Plate 14-7. A forest remnant near the city of Goias Velho in central Brazil, with “bottle trees” typical of soils with high exchangeable calcium levels and high Ca/Mg ratios.

It is not suggested that a low Ca/Mg ratio is a ubiquitous feature of all well-drained savannas lands. Soil analysis previously carried out on a series of soil profile samples taken throughout the well- drained eastern savannas (“Llanos”) of Colombia suggested that adverse Mg/K ratios may well be a limiting factor for plant growth (Cochrane et al., 1985).
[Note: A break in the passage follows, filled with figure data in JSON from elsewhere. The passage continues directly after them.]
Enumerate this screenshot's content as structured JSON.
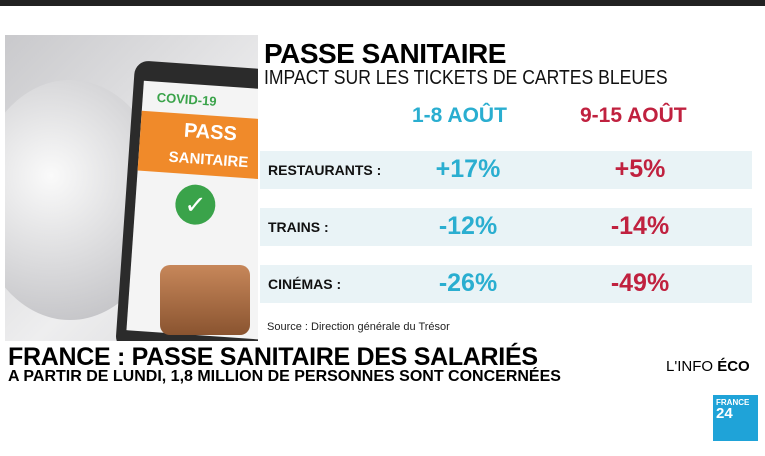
{
  "graphic": {
    "title": "PASSE SANITAIRE",
    "subtitle": "IMPACT SUR LES TICKETS DE CARTES BLEUES",
    "columns": [
      "1-8 AOÛT",
      "9-15 AOÛT"
    ],
    "rows": [
      {
        "label": "RESTAURANTS :",
        "v1": "+17%",
        "v2": "+5%"
      },
      {
        "label": "TRAINS :",
        "v1": "-12%",
        "v2": "-14%"
      },
      {
        "label": "CINÉMAS :",
        "v1": "-26%",
        "v2": "-49%"
      }
    ],
    "source": "Source : Direction générale du Trésor",
    "image": {
      "covid": "COVID-19",
      "pass": "PASS",
      "sanitaire": "SANITAIRE"
    }
  },
  "banner": {
    "headline": "FRANCE : PASSE SANITAIRE DES SALARIÉS",
    "subline": "A PARTIR DE LUNDI, 1,8 MILLION DE PERSONNES SONT CONCERNÉES",
    "program_prefix": "L'INFO ",
    "program_bold": "ÉCO"
  },
  "logo": {
    "line1": "FRANCE",
    "line2": "24"
  },
  "colors": {
    "cyan": "#2aaed0",
    "red": "#c0213f"
  }
}
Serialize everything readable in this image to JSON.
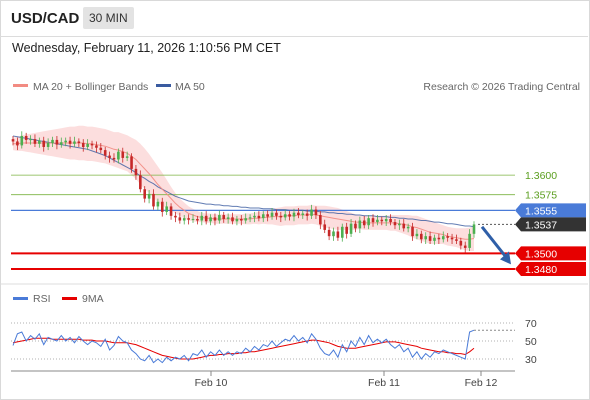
{
  "header": {
    "pair": "USD/CAD",
    "timeframe": "30 MIN"
  },
  "datetime": "Wednesday, February 11, 2026 1:10:56 PM CET",
  "colors": {
    "ma20": "#f28b82",
    "ma50": "#3a5ba0",
    "band": "#fbd3d3",
    "support": "#e60000",
    "resistance": "#7cb342",
    "pivot": "#4a7bd8",
    "current": "#333333",
    "bull": "#4caf50",
    "bear": "#c62828",
    "rsi": "#4a7bd8",
    "rsi_ma": "#e60000"
  },
  "chart_data": [
    {
      "type": "candlestick",
      "legend": [
        "MA 20 + Bollinger Bands",
        "MA 50"
      ],
      "source": "Research © 2026 Trading Central",
      "x_ticks": [
        "Feb 10",
        "Feb 11",
        "Feb 12"
      ],
      "ylim": [
        1.3466,
        1.3696
      ],
      "levels": [
        {
          "value": 1.36,
          "label": "1.3600",
          "kind": "resistance"
        },
        {
          "value": 1.3575,
          "label": "1.3575",
          "kind": "resistance"
        },
        {
          "value": 1.3555,
          "label": "1.3555",
          "kind": "pivot"
        },
        {
          "value": 1.3537,
          "label": "1.3537",
          "kind": "current"
        },
        {
          "value": 1.35,
          "label": "1.3500",
          "kind": "support"
        },
        {
          "value": 1.348,
          "label": "1.3480",
          "kind": "support"
        }
      ],
      "close": [
        1.3643,
        1.3638,
        1.365,
        1.3645,
        1.3646,
        1.364,
        1.3644,
        1.3636,
        1.3641,
        1.3645,
        1.3639,
        1.3642,
        1.3644,
        1.364,
        1.3643,
        1.3641,
        1.3636,
        1.364,
        1.3638,
        1.3635,
        1.3632,
        1.3625,
        1.3622,
        1.362,
        1.363,
        1.3622,
        1.3624,
        1.3608,
        1.36,
        1.3582,
        1.357,
        1.3576,
        1.356,
        1.3566,
        1.3553,
        1.356,
        1.3548,
        1.3546,
        1.3542,
        1.3545,
        1.3543,
        1.3544,
        1.3542,
        1.3548,
        1.3541,
        1.3546,
        1.3542,
        1.3549,
        1.3544,
        1.3546,
        1.3541,
        1.3544,
        1.3542,
        1.3545,
        1.3546,
        1.3548,
        1.3545,
        1.355,
        1.3547,
        1.3552,
        1.3548,
        1.3546,
        1.355,
        1.3547,
        1.3552,
        1.3549,
        1.3551,
        1.3548,
        1.3556,
        1.3549,
        1.3537,
        1.353,
        1.3522,
        1.3528,
        1.352,
        1.3534,
        1.3525,
        1.3538,
        1.3532,
        1.3542,
        1.3536,
        1.3545,
        1.354,
        1.3543,
        1.3541,
        1.3544,
        1.354,
        1.3536,
        1.3538,
        1.3532,
        1.3534,
        1.3522,
        1.3525,
        1.3518,
        1.3522,
        1.3516,
        1.352,
        1.3518,
        1.3522,
        1.352,
        1.3518,
        1.3516,
        1.351,
        1.3507,
        1.3525,
        1.3537
      ],
      "ma20": [
        1.364,
        1.364,
        1.3641,
        1.3641,
        1.3641,
        1.3641,
        1.3641,
        1.3641,
        1.3641,
        1.3641,
        1.3641,
        1.3641,
        1.3641,
        1.3641,
        1.3641,
        1.3641,
        1.3641,
        1.364,
        1.364,
        1.3639,
        1.3638,
        1.3637,
        1.3635,
        1.3633,
        1.3632,
        1.363,
        1.3628,
        1.3624,
        1.362,
        1.3614,
        1.3608,
        1.3602,
        1.3595,
        1.3588,
        1.3582,
        1.3576,
        1.357,
        1.3564,
        1.3559,
        1.3555,
        1.3551,
        1.3549,
        1.3547,
        1.3546,
        1.3545,
        1.3545,
        1.3544,
        1.3544,
        1.3544,
        1.3544,
        1.3544,
        1.3544,
        1.3544,
        1.3544,
        1.3544,
        1.3545,
        1.3545,
        1.3546,
        1.3546,
        1.3547,
        1.3547,
        1.3547,
        1.3548,
        1.3548,
        1.3548,
        1.3549,
        1.3549,
        1.3549,
        1.355,
        1.3549,
        1.3548,
        1.3547,
        1.3546,
        1.3545,
        1.3544,
        1.3543,
        1.3542,
        1.3541,
        1.354,
        1.354,
        1.3539,
        1.3539,
        1.3539,
        1.3539,
        1.3539,
        1.3539,
        1.3539,
        1.3539,
        1.3538,
        1.3537,
        1.3536,
        1.3534,
        1.3533,
        1.3531,
        1.3529,
        1.3527,
        1.3526,
        1.3525,
        1.3524,
        1.3522,
        1.3521,
        1.352,
        1.3519,
        1.3518,
        1.3518,
        1.3519
      ],
      "ma50": [
        1.365,
        1.3649,
        1.3648,
        1.3647,
        1.3646,
        1.3645,
        1.3644,
        1.3643,
        1.3642,
        1.3641,
        1.364,
        1.3639,
        1.3638,
        1.3637,
        1.3636,
        1.3635,
        1.3634,
        1.3633,
        1.3631,
        1.3629,
        1.3627,
        1.3625,
        1.3622,
        1.3619,
        1.3616,
        1.3613,
        1.361,
        1.3607,
        1.3603,
        1.3599,
        1.3596,
        1.3592,
        1.3589,
        1.3585,
        1.3582,
        1.3579,
        1.3576,
        1.3573,
        1.3571,
        1.3569,
        1.3567,
        1.3566,
        1.3565,
        1.3564,
        1.3563,
        1.3563,
        1.3562,
        1.3562,
        1.3561,
        1.3561,
        1.356,
        1.356,
        1.3559,
        1.3559,
        1.3558,
        1.3558,
        1.3558,
        1.3557,
        1.3557,
        1.3557,
        1.3556,
        1.3556,
        1.3556,
        1.3555,
        1.3555,
        1.3555,
        1.3555,
        1.3554,
        1.3554,
        1.3554,
        1.3553,
        1.3553,
        1.3552,
        1.3552,
        1.3551,
        1.3551,
        1.355,
        1.355,
        1.3549,
        1.3549,
        1.3548,
        1.3548,
        1.3548,
        1.3547,
        1.3547,
        1.3547,
        1.3546,
        1.3546,
        1.3545,
        1.3545,
        1.3544,
        1.3544,
        1.3543,
        1.3542,
        1.3542,
        1.3541,
        1.354,
        1.354,
        1.3539,
        1.3538,
        1.3538,
        1.3537,
        1.3536,
        1.3535,
        1.3535,
        1.3534
      ],
      "band_width": [
        0.0008,
        0.0009,
        0.001,
        0.0011,
        0.0012,
        0.0013,
        0.0014,
        0.0015,
        0.0016,
        0.0017,
        0.0018,
        0.0019,
        0.002,
        0.0021,
        0.0021,
        0.0022,
        0.0022,
        0.0022,
        0.0022,
        0.0022,
        0.0022,
        0.0022,
        0.0022,
        0.0022,
        0.0023,
        0.0023,
        0.0023,
        0.0024,
        0.0025,
        0.0026,
        0.0026,
        0.0025,
        0.0024,
        0.0023,
        0.0021,
        0.0018,
        0.0015,
        0.0013,
        0.0011,
        0.001,
        0.0009,
        0.0008,
        0.0007,
        0.0006,
        0.0006,
        0.0006,
        0.0006,
        0.0006,
        0.0006,
        0.0006,
        0.0006,
        0.0006,
        0.0006,
        0.0007,
        0.0007,
        0.0007,
        0.0008,
        0.0008,
        0.0009,
        0.001,
        0.0011,
        0.0012,
        0.0012,
        0.0012,
        0.0012,
        0.0012,
        0.0012,
        0.0012,
        0.0012,
        0.0012,
        0.0013,
        0.0014,
        0.0014,
        0.0014,
        0.0014,
        0.0013,
        0.0012,
        0.0011,
        0.001,
        0.0009,
        0.0009,
        0.0009,
        0.0009,
        0.0009,
        0.0009,
        0.0009,
        0.001,
        0.001,
        0.0011,
        0.0012,
        0.0013,
        0.0014,
        0.0015,
        0.0015,
        0.0015,
        0.0015,
        0.0014,
        0.0013,
        0.0012,
        0.0012,
        0.0012,
        0.0012,
        0.0013,
        0.0014,
        0.0015,
        0.0016
      ],
      "arrow": {
        "from": 1.3534,
        "to": 1.3486
      }
    },
    {
      "type": "line",
      "legend": [
        "RSI",
        "9MA"
      ],
      "y_ticks": [
        70,
        50,
        30
      ],
      "ylim": [
        20,
        80
      ],
      "rsi": [
        45,
        58,
        60,
        50,
        56,
        52,
        58,
        46,
        54,
        52,
        50,
        56,
        50,
        54,
        48,
        55,
        50,
        46,
        50,
        48,
        44,
        52,
        40,
        45,
        55,
        50,
        48,
        40,
        36,
        30,
        28,
        34,
        26,
        30,
        26,
        32,
        28,
        32,
        30,
        34,
        28,
        36,
        34,
        40,
        32,
        38,
        34,
        40,
        34,
        38,
        34,
        38,
        36,
        42,
        38,
        44,
        40,
        46,
        44,
        50,
        44,
        48,
        52,
        50,
        56,
        50,
        54,
        48,
        58,
        52,
        42,
        36,
        34,
        40,
        32,
        46,
        38,
        50,
        44,
        54,
        46,
        56,
        48,
        52,
        48,
        52,
        46,
        42,
        46,
        38,
        42,
        32,
        38,
        30,
        36,
        32,
        38,
        36,
        40,
        38,
        36,
        34,
        32,
        30,
        60,
        62
      ],
      "ma9": [
        48,
        49,
        50,
        51,
        52,
        53,
        53,
        53,
        53,
        52,
        52,
        52,
        52,
        52,
        52,
        52,
        51,
        51,
        51,
        50,
        50,
        50,
        49,
        48,
        48,
        48,
        48,
        47,
        46,
        44,
        42,
        40,
        38,
        36,
        34,
        33,
        32,
        31,
        30,
        30,
        30,
        30,
        31,
        32,
        33,
        34,
        34,
        35,
        35,
        36,
        36,
        36,
        37,
        37,
        38,
        38,
        39,
        40,
        41,
        42,
        43,
        44,
        45,
        46,
        47,
        48,
        49,
        50,
        51,
        51,
        50,
        49,
        48,
        46,
        44,
        43,
        42,
        42,
        42,
        43,
        44,
        45,
        46,
        47,
        48,
        49,
        49,
        49,
        48,
        47,
        46,
        45,
        44,
        42,
        41,
        40,
        39,
        38,
        38,
        37,
        37,
        36,
        36,
        35,
        38,
        42
      ]
    }
  ]
}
However in retrospect, it is also possible that the analyses carried out to determine Ca and Mg levels by the CIAT laboratory (a versenate titration method) were faulty or at least insensitive. (The senior author later detected some serious flaws in that laboratory on being asked to review an analyses related paper by a colleague. -After an acrimonious denial, the senior author was eventually proven right, and the problems corrected.).